October 12, 2008 p. WE10
ART REVIEW
An Artist’s Roots in Sculpture, Reclaimed
By Benjamin Genocchio

Hannah Wilke, Geo-Logic 4 to One from Generation Process Series, 1980-1982, acrylic on ceramic and wood, 48 x 48 x 3 inches
“Hannah Wilke: Gestures,” at the Neuberger Museum of Art, is a complex exhibition with a simple point: that Ms. Wilke’s roots and practice as a sculptor have been largely forgotten, replaced by a narrow view of her work as a photographer and performance artist.
It is not entirely clear how this historical oversight happened, though Tracy Fitzpatrick, the exhibition curator, has a theory: the widespread display and dispersal of reproductions of Ms. Wilke’s photographs, stripped from their original context, perpetrated a condensed vision of her art.
The exhibition puts sculpture back in the picture, beginning with a concentrated look at early, little-known clay pieces by Ms. Wilke (1940-1993). Among the displays are several of her small, fragile clay forms in the shape of female genitalia.

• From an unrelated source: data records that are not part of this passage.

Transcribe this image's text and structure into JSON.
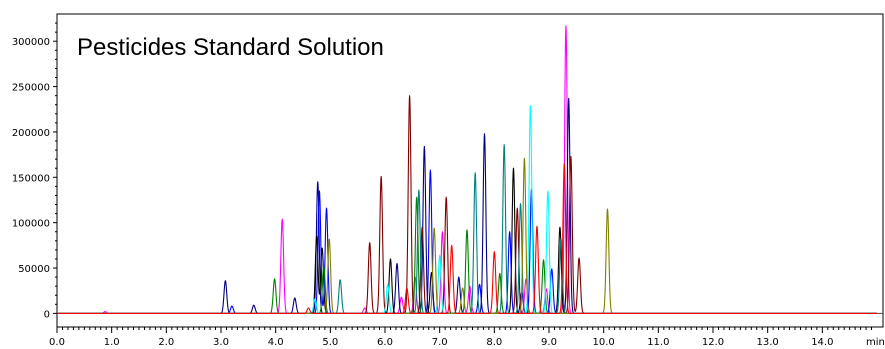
{
  "chart_data": {
    "type": "line",
    "title": "Pesticides Standard Solution",
    "xlabel": "",
    "ylabel": "",
    "x_unit": "min",
    "xlim": [
      0.0,
      15.0
    ],
    "ylim": [
      -15000,
      330000
    ],
    "x_ticks": [
      "0.0",
      "1.0",
      "2.0",
      "3.0",
      "4.0",
      "5.0",
      "6.0",
      "7.0",
      "8.0",
      "9.0",
      "10.0",
      "11.0",
      "12.0",
      "13.0",
      "14.0"
    ],
    "y_ticks": [
      "0",
      "50000",
      "100000",
      "150000",
      "200000",
      "250000",
      "300000"
    ],
    "grid": false,
    "legend": "none",
    "series": [
      {
        "color": "#ff00ff",
        "peaks": [
          [
            0.88,
            2000
          ],
          [
            4.12,
            104000
          ],
          [
            5.63,
            6000
          ],
          [
            6.3,
            18000
          ],
          [
            6.55,
            40000
          ],
          [
            7.05,
            90000
          ],
          [
            7.55,
            30000
          ],
          [
            8.58,
            38000
          ],
          [
            8.95,
            27000
          ],
          [
            9.31,
            317000
          ]
        ]
      },
      {
        "color": "#000080",
        "peaks": [
          [
            3.08,
            36000
          ],
          [
            3.6,
            9000
          ],
          [
            4.35,
            17000
          ],
          [
            4.77,
            145000
          ],
          [
            6.22,
            55000
          ],
          [
            6.72,
            184000
          ],
          [
            7.35,
            40000
          ],
          [
            7.82,
            198000
          ],
          [
            8.5,
            23000
          ],
          [
            9.36,
            237000
          ]
        ]
      },
      {
        "color": "#000000",
        "peaks": [
          [
            4.75,
            85000
          ],
          [
            4.85,
            72000
          ],
          [
            6.1,
            60000
          ],
          [
            6.85,
            45000
          ],
          [
            8.35,
            160000
          ],
          [
            9.2,
            95000
          ]
        ]
      },
      {
        "color": "#0000ff",
        "peaks": [
          [
            3.2,
            8000
          ],
          [
            4.8,
            135000
          ],
          [
            4.93,
            116000
          ],
          [
            6.83,
            158000
          ],
          [
            7.73,
            32000
          ],
          [
            8.28,
            90000
          ],
          [
            8.68,
            137000
          ],
          [
            9.05,
            49000
          ]
        ]
      },
      {
        "color": "#008000",
        "peaks": [
          [
            3.98,
            38000
          ],
          [
            4.88,
            52000
          ],
          [
            6.58,
            128000
          ],
          [
            7.5,
            92000
          ],
          [
            8.1,
            44000
          ],
          [
            8.9,
            59000
          ]
        ]
      },
      {
        "color": "#800000",
        "peaks": [
          [
            5.72,
            78000
          ],
          [
            5.93,
            151000
          ],
          [
            6.45,
            240000
          ],
          [
            6.68,
            95000
          ],
          [
            7.12,
            128000
          ],
          [
            8.42,
            116000
          ],
          [
            9.4,
            173000
          ],
          [
            9.55,
            61000
          ]
        ]
      },
      {
        "color": "#008080",
        "peaks": [
          [
            5.18,
            37000
          ],
          [
            6.62,
            136000
          ],
          [
            7.65,
            155000
          ],
          [
            8.18,
            186000
          ],
          [
            8.48,
            121000
          ],
          [
            9.22,
            82000
          ]
        ]
      },
      {
        "color": "#00ffff",
        "peaks": [
          [
            4.72,
            16000
          ],
          [
            6.05,
            32000
          ],
          [
            7.0,
            64000
          ],
          [
            8.66,
            229000
          ],
          [
            8.98,
            135000
          ]
        ]
      },
      {
        "color": "#808000",
        "peaks": [
          [
            4.98,
            82000
          ],
          [
            6.9,
            94000
          ],
          [
            7.42,
            28000
          ],
          [
            8.55,
            171000
          ],
          [
            10.07,
            115000
          ]
        ]
      },
      {
        "color": "#ff0000",
        "peaks": [
          [
            4.6,
            6000
          ],
          [
            6.4,
            28000
          ],
          [
            7.22,
            75000
          ],
          [
            8.0,
            68000
          ],
          [
            8.78,
            96000
          ],
          [
            9.28,
            165000
          ]
        ]
      }
    ]
  }
}
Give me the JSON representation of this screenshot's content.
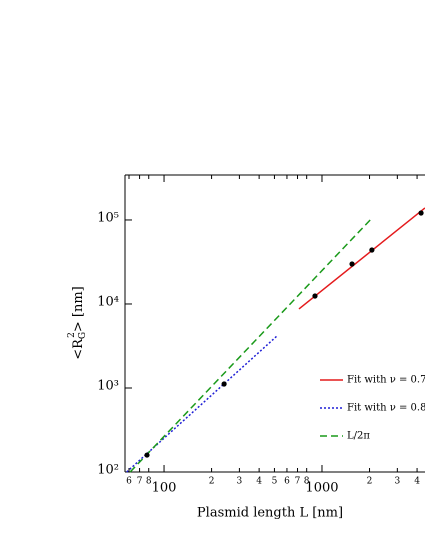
{
  "chart_data": {
    "type": "line",
    "xlabel": "Plasmid length L [nm]",
    "ylabel": {
      "base": "<R",
      "sub": "G",
      "sup": "2",
      "rest": "> [nm]"
    },
    "xlog": true,
    "ylog": true,
    "xlim": [
      56.6,
      4490
    ],
    "ylim": [
      100,
      343000
    ],
    "xticks": [
      {
        "value": 60,
        "label": "6"
      },
      {
        "value": 70,
        "label": "7"
      },
      {
        "value": 80,
        "label": "8"
      },
      100,
      {
        "value": 200,
        "label": "2"
      },
      {
        "value": 300,
        "label": "3"
      },
      {
        "value": 400,
        "label": "4"
      },
      {
        "value": 500,
        "label": "5"
      },
      {
        "value": 600,
        "label": "6"
      },
      {
        "value": 700,
        "label": "7"
      },
      {
        "value": 800,
        "label": "8"
      },
      1000,
      {
        "value": 2000,
        "label": "2"
      },
      {
        "value": 3000,
        "label": "3"
      },
      {
        "value": 4000,
        "label": "4"
      }
    ],
    "yticks": [
      {
        "value": 100,
        "label": "10²"
      },
      {
        "value": 1000,
        "label": "10³"
      },
      {
        "value": 10000,
        "label": "10⁴"
      },
      {
        "value": 100000,
        "label": "10⁵"
      }
    ],
    "points": {
      "color": "#000000",
      "x": [
        78,
        240,
        903,
        1550,
        2070,
        4240
      ],
      "values": [
        159,
        1115,
        12450,
        29900,
        43900,
        121000
      ]
    },
    "series": [
      {
        "name": "Fit with ν = 0.7",
        "color": "#e41a1c",
        "dash": "",
        "x": [
          715,
          4490
        ],
        "values": [
          8720,
          139000
        ]
      },
      {
        "name": "Fit with ν = 0.8",
        "color": "#1f1fd6",
        "dash": "2,2",
        "x": [
          58,
          519
        ],
        "values": [
          100,
          4160
        ]
      },
      {
        "name": "L/2π",
        "color": "#1a9a1a",
        "dash": "7,4",
        "x": [
          61,
          2070
        ],
        "values": [
          100,
          105000
        ]
      }
    ]
  }
}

Hannah Wilke, Fork and Spoon, 1974, kneeded erasers, metal utensils, fork; 7-3/8 inches, spoon; 7-1/4 inches
Courtesy and Copyright © Marsie, Emanuelle, Damon and Andrew Scharlatt_Hannah Wilke Collection & Archive, Los Angeles
Produced in the early 1960s, these sculptures represent some of the first explicit vaginal imagery arising from the feminist art movement. Ms. Wilke was not just an experimental artist, but a feminist pioneer.
Further displays show that Ms. Wilke worked with clay throughout her career, but she also experimented with other sculptural materials. There are sculptures made of latex, wax, cookie dough, erasers, chewing gum, Play-Doh — even laundry lint.

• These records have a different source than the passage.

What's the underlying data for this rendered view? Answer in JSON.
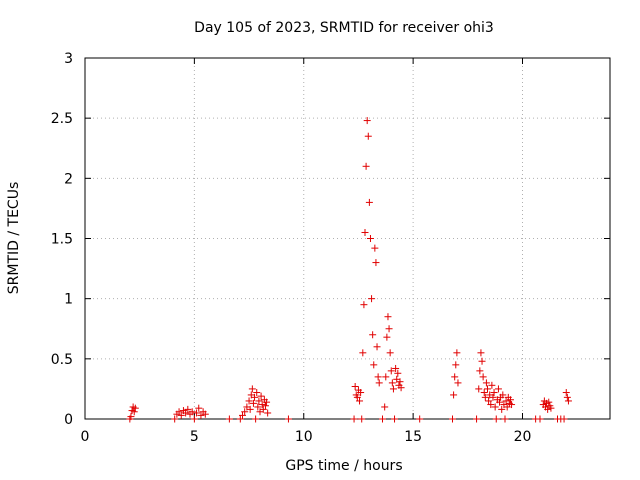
{
  "chart_data": {
    "type": "scatter",
    "title": "Day 105 of 2023, SRMTID for receiver ohi3",
    "xlabel": "GPS time / hours",
    "ylabel": "SRMTID / TECUs",
    "xlim": [
      0,
      24
    ],
    "ylim": [
      0,
      3
    ],
    "xticks": [
      0,
      5,
      10,
      15,
      20
    ],
    "yticks": [
      0,
      0.5,
      1,
      1.5,
      2,
      2.5,
      3
    ],
    "ytick_labels": [
      "0",
      "0.5",
      "1",
      "1.5",
      "2",
      "2.5",
      "3"
    ],
    "grid": true,
    "marker": "+",
    "color": "#e00000",
    "series": [
      {
        "name": "ohi3",
        "points": [
          [
            2.05,
            0.0
          ],
          [
            2.1,
            0.02
          ],
          [
            2.15,
            0.07
          ],
          [
            2.2,
            0.1
          ],
          [
            2.25,
            0.06
          ],
          [
            2.3,
            0.09
          ],
          [
            4.1,
            0.0
          ],
          [
            4.2,
            0.04
          ],
          [
            4.3,
            0.06
          ],
          [
            4.4,
            0.03
          ],
          [
            4.5,
            0.07
          ],
          [
            4.6,
            0.05
          ],
          [
            4.7,
            0.08
          ],
          [
            4.8,
            0.04
          ],
          [
            4.9,
            0.06
          ],
          [
            5.0,
            0.0
          ],
          [
            5.1,
            0.05
          ],
          [
            5.2,
            0.09
          ],
          [
            5.3,
            0.03
          ],
          [
            5.4,
            0.06
          ],
          [
            5.5,
            0.04
          ],
          [
            6.6,
            0.0
          ],
          [
            7.1,
            0.0
          ],
          [
            7.2,
            0.03
          ],
          [
            7.3,
            0.06
          ],
          [
            7.4,
            0.1
          ],
          [
            7.5,
            0.15
          ],
          [
            7.55,
            0.08
          ],
          [
            7.6,
            0.2
          ],
          [
            7.65,
            0.25
          ],
          [
            7.7,
            0.13
          ],
          [
            7.75,
            0.18
          ],
          [
            7.8,
            0.0
          ],
          [
            7.85,
            0.22
          ],
          [
            7.9,
            0.1
          ],
          [
            7.95,
            0.15
          ],
          [
            8.0,
            0.06
          ],
          [
            8.05,
            0.19
          ],
          [
            8.1,
            0.12
          ],
          [
            8.15,
            0.08
          ],
          [
            8.2,
            0.16
          ],
          [
            8.25,
            0.11
          ],
          [
            8.3,
            0.14
          ],
          [
            8.35,
            0.05
          ],
          [
            9.3,
            0.0
          ],
          [
            12.3,
            0.0
          ],
          [
            12.35,
            0.27
          ],
          [
            12.4,
            0.2
          ],
          [
            12.45,
            0.18
          ],
          [
            12.5,
            0.24
          ],
          [
            12.55,
            0.15
          ],
          [
            12.6,
            0.22
          ],
          [
            12.65,
            0.0
          ],
          [
            12.7,
            0.55
          ],
          [
            12.75,
            0.95
          ],
          [
            12.8,
            1.55
          ],
          [
            12.85,
            2.1
          ],
          [
            12.9,
            2.48
          ],
          [
            12.95,
            2.35
          ],
          [
            13.0,
            1.8
          ],
          [
            13.05,
            1.5
          ],
          [
            13.1,
            1.0
          ],
          [
            13.15,
            0.7
          ],
          [
            13.2,
            0.45
          ],
          [
            13.25,
            1.42
          ],
          [
            13.3,
            1.3
          ],
          [
            13.35,
            0.6
          ],
          [
            13.4,
            0.35
          ],
          [
            13.45,
            0.3
          ],
          [
            13.6,
            0.0
          ],
          [
            13.7,
            0.1
          ],
          [
            13.75,
            0.35
          ],
          [
            13.8,
            0.68
          ],
          [
            13.85,
            0.85
          ],
          [
            13.9,
            0.75
          ],
          [
            13.95,
            0.55
          ],
          [
            14.0,
            0.4
          ],
          [
            14.05,
            0.3
          ],
          [
            14.1,
            0.25
          ],
          [
            14.15,
            0.0
          ],
          [
            14.2,
            0.42
          ],
          [
            14.25,
            0.33
          ],
          [
            14.3,
            0.38
          ],
          [
            14.35,
            0.28
          ],
          [
            14.4,
            0.31
          ],
          [
            14.45,
            0.26
          ],
          [
            15.3,
            0.0
          ],
          [
            16.8,
            0.0
          ],
          [
            16.85,
            0.2
          ],
          [
            16.9,
            0.35
          ],
          [
            16.95,
            0.45
          ],
          [
            17.0,
            0.55
          ],
          [
            17.05,
            0.3
          ],
          [
            17.9,
            0.0
          ],
          [
            18.0,
            0.25
          ],
          [
            18.05,
            0.4
          ],
          [
            18.1,
            0.55
          ],
          [
            18.15,
            0.48
          ],
          [
            18.2,
            0.35
          ],
          [
            18.25,
            0.22
          ],
          [
            18.3,
            0.18
          ],
          [
            18.35,
            0.3
          ],
          [
            18.4,
            0.25
          ],
          [
            18.45,
            0.15
          ],
          [
            18.5,
            0.2
          ],
          [
            18.55,
            0.12
          ],
          [
            18.6,
            0.28
          ],
          [
            18.65,
            0.18
          ],
          [
            18.7,
            0.22
          ],
          [
            18.75,
            0.1
          ],
          [
            18.8,
            0.0
          ],
          [
            18.85,
            0.16
          ],
          [
            18.9,
            0.25
          ],
          [
            18.95,
            0.14
          ],
          [
            19.0,
            0.18
          ],
          [
            19.05,
            0.08
          ],
          [
            19.1,
            0.2
          ],
          [
            19.15,
            0.12
          ],
          [
            19.2,
            0.0
          ],
          [
            19.25,
            0.15
          ],
          [
            19.3,
            0.1
          ],
          [
            19.35,
            0.18
          ],
          [
            19.4,
            0.13
          ],
          [
            19.45,
            0.16
          ],
          [
            19.5,
            0.12
          ],
          [
            20.6,
            0.0
          ],
          [
            20.8,
            0.0
          ],
          [
            20.95,
            0.12
          ],
          [
            21.0,
            0.15
          ],
          [
            21.05,
            0.1
          ],
          [
            21.1,
            0.13
          ],
          [
            21.15,
            0.08
          ],
          [
            21.2,
            0.14
          ],
          [
            21.25,
            0.11
          ],
          [
            21.3,
            0.09
          ],
          [
            21.6,
            0.0
          ],
          [
            21.75,
            0.0
          ],
          [
            21.9,
            0.0
          ],
          [
            22.0,
            0.22
          ],
          [
            22.05,
            0.18
          ],
          [
            22.1,
            0.15
          ]
        ]
      }
    ]
  }
}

Hannah Wilke, Landry Lint, C.O.’s, 1974, set of 12 sculptures, Lint, various colors, 13-1/2 x 13-1/2 inches
Courtesy and Copyright © Marsie, Emanuelle, Damon and Andrew Scharlatt, Hannah Wilke Collection & Archive, Los Angeles
All the materials are malleable, and all her sculptures are based on a specific method of folding, through which she turns flat, surfaces into three-dimensional vessels. The final shapes have vaginal connotations of varying degrees. Sometimes the forms are laid out along the floor in a line or arranged in a grid, but beyond the momentary delight of discovering a work’s unexpected material, the shapes can all start to get monotonous.
Ms. Wilke was aware of this concern. Her roots as a sculptor lie in minimalism, but she never wanted to be associated with the minimalists, who prized standardized geometric shapes and forms. Her sculptures, she argued, were different insofar as each of them was unique.
She also employed color to dramatic effect. Some of her folds are painted in bright primary and secondary colors, while others, like the “Generation Process” series from 1982, are spattered and flecked with paint. The point was to make each one different, to give it a personality. Among the hundreds of folds in this show, no two are the same.
Most probably, the choice of colors was also deeply personal. Nine ceramic folds titled “Blue Skies,” begun in 1987 but completed shortly before her death six years later from lymphoma, are dark and bleak — a mess of swirls of blue and white on a black field.

Hannah Wilke, Blue Skies, 1987-92, 9 multi-colored painted ceramics on 9 black painted boards, 7 x 59 x 89 inches
Courtesy and Copyright © Marsie, Emanuelle, Damon and Andrew Scharlatt, Hannah Wilke Collection & Archive, Los Angeles
Given her work with body imagery, it was inevitable perhaps that Ms. Wilke should also begin to work with her own body. In her 1974 video “Gestures,” shown here, we see her using her skin as a sculptural material as she slowly kneads and pulls at her face.
This led to other videos and photographs of herself, usually in the nude, the most important and best known of which are the photographic body-art pieces from the “S.O.S-Starification Object Series,” begun 1974, in which she merged sculpture and her body by creating little vulva-like sculptures out of chewing gum which she then stuck all over herself.
One image from the “S.O.S” series is here. It shows the artist, naked to the waist, a veil wrapped about her head, her face and body covered in the chewing-gum sculptures, which look like hives or welts, or even some kind of painful tribal scarification.
The display could have included more than one of these works, along with other examples of the artist’s body-art photography and video. (I am thinking of the photographs of Ms. Wilke in pin-up poses.) However, given the show’s ambition to resurrect her sculpture, it is understandable that the curator has sought to minimize the inclusion of this line of work.
Over all, this show is not so much a retrospective as a kind of art history search-and-rescue project. It is not easy to experience or even to like, given the confrontational, repetitive use of female sexuality. But in earnestness and for art historical purpose, “Hannah Wilke: Gestures” sets a standard to which most museum shows don’t even bother to aspire.